Nasrallah grew up in Beirut’s impoverished Karantina district. His family hail from Bazouriyeh, a village in Lebanon’s predominantly Shia south which today forms Hezbollah’s political heartland.
He was part of a generation of young Lebanese Shia whose political outlook was shaped by Iran’s 1979 Islamic Revolution.Before leading the group, he used to spend nights with frontline guerrillas fighting Israel’s occupying army. His teenage son, Hadi, died in battle in 1997, a loss that strengthened his image among his core constituency in Lebanon.
POWERFUL ENEMIES
He had a track record of threatening powerful enemies.
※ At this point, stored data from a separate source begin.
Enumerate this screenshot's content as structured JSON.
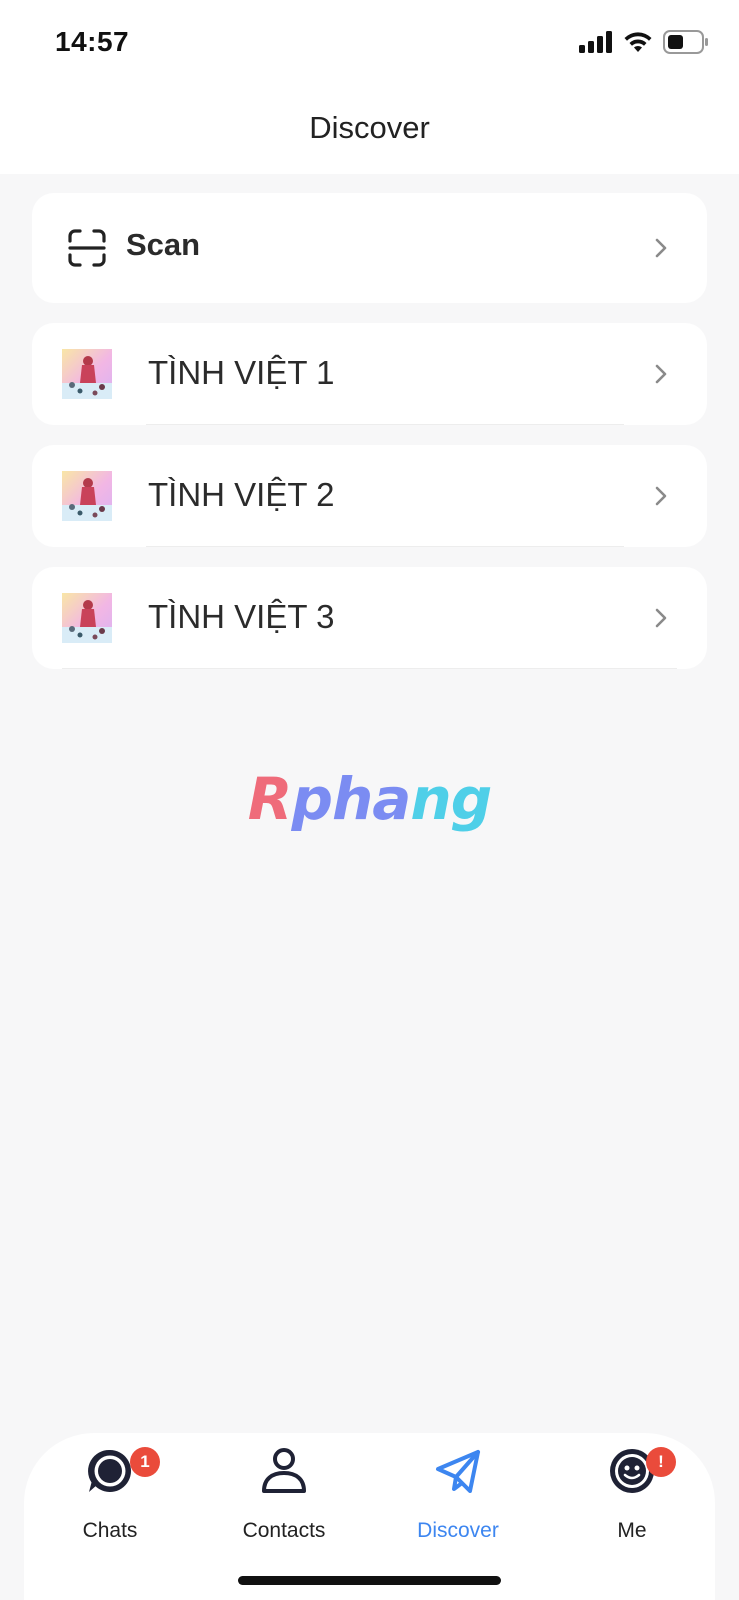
{
  "status_bar": {
    "time": "14:57",
    "icons": [
      "signal-icon",
      "wifi-icon",
      "battery-icon"
    ]
  },
  "header": {
    "title": "Discover"
  },
  "scan": {
    "icon": "scan-icon",
    "label": "Scan"
  },
  "items": [
    {
      "label": "TÌNH VIỆT 1",
      "icon": "app-thumbnail"
    },
    {
      "label": "TÌNH VIỆT 2",
      "icon": "app-thumbnail"
    },
    {
      "label": "TÌNH VIỆT 3",
      "icon": "app-thumbnail"
    }
  ],
  "watermark": {
    "part1": "R",
    "part2": "pha",
    "part3": "ng"
  },
  "tabs": [
    {
      "label": "Chats",
      "icon": "chat-bubble-icon",
      "badge": "1"
    },
    {
      "label": "Contacts",
      "icon": "person-icon",
      "badge": ""
    },
    {
      "label": "Discover",
      "icon": "paper-plane-icon",
      "badge": ""
    },
    {
      "label": "Me",
      "icon": "avatar-face-icon",
      "badge": "!"
    }
  ],
  "colors": {
    "active_tab": "#3d86f0",
    "badge": "#ea4b3b",
    "background": "#f7f7f8"
  },
  "active_tab": "Discover"
}
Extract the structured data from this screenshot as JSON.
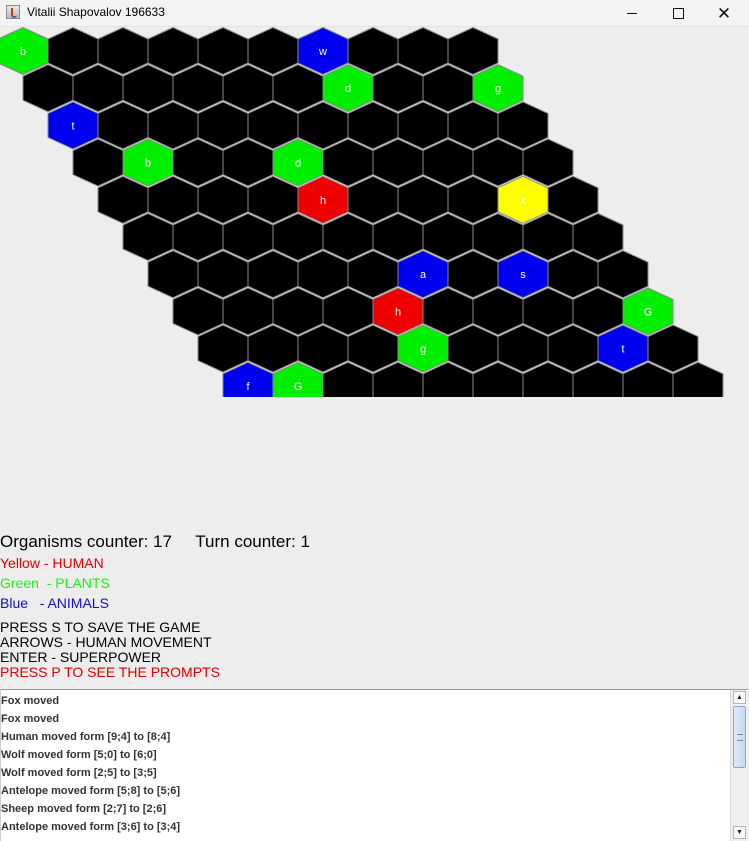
{
  "window": {
    "title": "Vitalii Shapovalov 196633",
    "buttons": {
      "minimize": "—",
      "maximize": "☐",
      "close": "✕"
    }
  },
  "colors": {
    "empty": "#000000",
    "plant": "#00ee00",
    "animal": "#0000ee",
    "human": "#ffff00",
    "special": "#ee0000",
    "hex_border": "#8a8a8a"
  },
  "board": {
    "rows": 10,
    "cols": 10,
    "cells": [
      {
        "r": 0,
        "c": 0,
        "kind": "plant",
        "label": "b"
      },
      {
        "r": 0,
        "c": 6,
        "kind": "animal",
        "label": "w"
      },
      {
        "r": 1,
        "c": 6,
        "kind": "plant",
        "label": "d"
      },
      {
        "r": 1,
        "c": 9,
        "kind": "plant",
        "label": "g"
      },
      {
        "r": 2,
        "c": 0,
        "kind": "animal",
        "label": "t"
      },
      {
        "r": 3,
        "c": 1,
        "kind": "plant",
        "label": "b"
      },
      {
        "r": 3,
        "c": 4,
        "kind": "plant",
        "label": "d"
      },
      {
        "r": 4,
        "c": 4,
        "kind": "special",
        "label": "h"
      },
      {
        "r": 4,
        "c": 8,
        "kind": "human",
        "label": "x"
      },
      {
        "r": 6,
        "c": 5,
        "kind": "animal",
        "label": "a"
      },
      {
        "r": 6,
        "c": 7,
        "kind": "animal",
        "label": "s"
      },
      {
        "r": 7,
        "c": 4,
        "kind": "special",
        "label": "h"
      },
      {
        "r": 7,
        "c": 9,
        "kind": "plant",
        "label": "G"
      },
      {
        "r": 8,
        "c": 4,
        "kind": "plant",
        "label": "g"
      },
      {
        "r": 8,
        "c": 8,
        "kind": "animal",
        "label": "t"
      },
      {
        "r": 9,
        "c": 0,
        "kind": "animal",
        "label": "f"
      },
      {
        "r": 9,
        "c": 1,
        "kind": "plant",
        "label": "G"
      }
    ]
  },
  "info": {
    "counters": "Organisms counter: 17     Turn counter: 1",
    "legend_yellow": "Yellow - HUMAN",
    "legend_green": "Green  - PLANTS",
    "legend_blue": "Blue   - ANIMALS",
    "cmd_save": "PRESS S TO SAVE THE GAME",
    "cmd_arrows": "ARROWS - HUMAN MOVEMENT",
    "cmd_enter": "ENTER - SUPERPOWER",
    "cmd_prompts": "PRESS P TO SEE THE PROMPTS"
  },
  "log": [
    "Fox moved",
    "Fox moved",
    "Human moved form [9;4] to [8;4]",
    "Wolf moved form [5;0] to [6;0]",
    "Wolf moved form [2;5] to [3;5]",
    "Antelope moved form [5;8] to [5;6]",
    "Sheep moved form [2;7] to [2;6]",
    "Antelope moved form [3;6] to [3;4]"
  ],
  "scrollbar": {
    "up": "▲",
    "down": "▼"
  }
}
As regional tensions escalated after the eruption of the Gaza war, Nasrallah issued a thinly veiled warning to U.S. warships in the Mediterranean, telling them: “We have prepared for the fleets with which you threaten us.
“In 2020, Nasrallah vowed that U.S. soldiers would leave the region in coffins after legendary Iranian general Qassem Soleimani was assassinated by the US in a drone strike in Iraq.
He expressed fierce opposition to Saudi Arabia over its armed intervention in Yemen, where, with U.S. and other allied support, Riyadh sought to roll back the Iran-aligned Ansarallah.
As regional tensions rose in 2019 following an attack on Saudi oil facilities, he said Saudi Arabia and the United Arab Emirates should halt the Yemen war to protect themselves.
“Don’t bet on a war against Iran because they will destroy you,” he said in a message directed at Riyadh. Saudi’s soon after declared a unilateral truce in Yemen.
Sayyed Khamenei: Fate Of Region Will Be Shaped By Resistance
In his first reaction Iran’s Supreme Leader Ayatollah Sayyed Ali Khamenei said “the Zionist criminals should know that they are too small to cause significant damage to the strong construction of Hezbollah in Lebanon”.
In a statement on Saturday he said resistance forces are the ones to decide the fate of the region despite the criminal Israeli massacres.
“The killing of defenseless people in Lebanon once again revealed to everyone the ferocity of the Zionist rabid dog, and proved the short-sightedness and stupid policy of the leaders of the usurping regime,” he said.
“Now they are trying the same foolish policy in Lebanon. The Zionist criminals should know that they are too small to cause significant damage to the strong construction of Hezbollah in Lebanon. All the resistance forces of the region are with Hezbollah and support it,” the Leader said.
Ayatollah Khamenei said the fate of the region will be decided by the resistance forces, with Hezbollah at the head of them.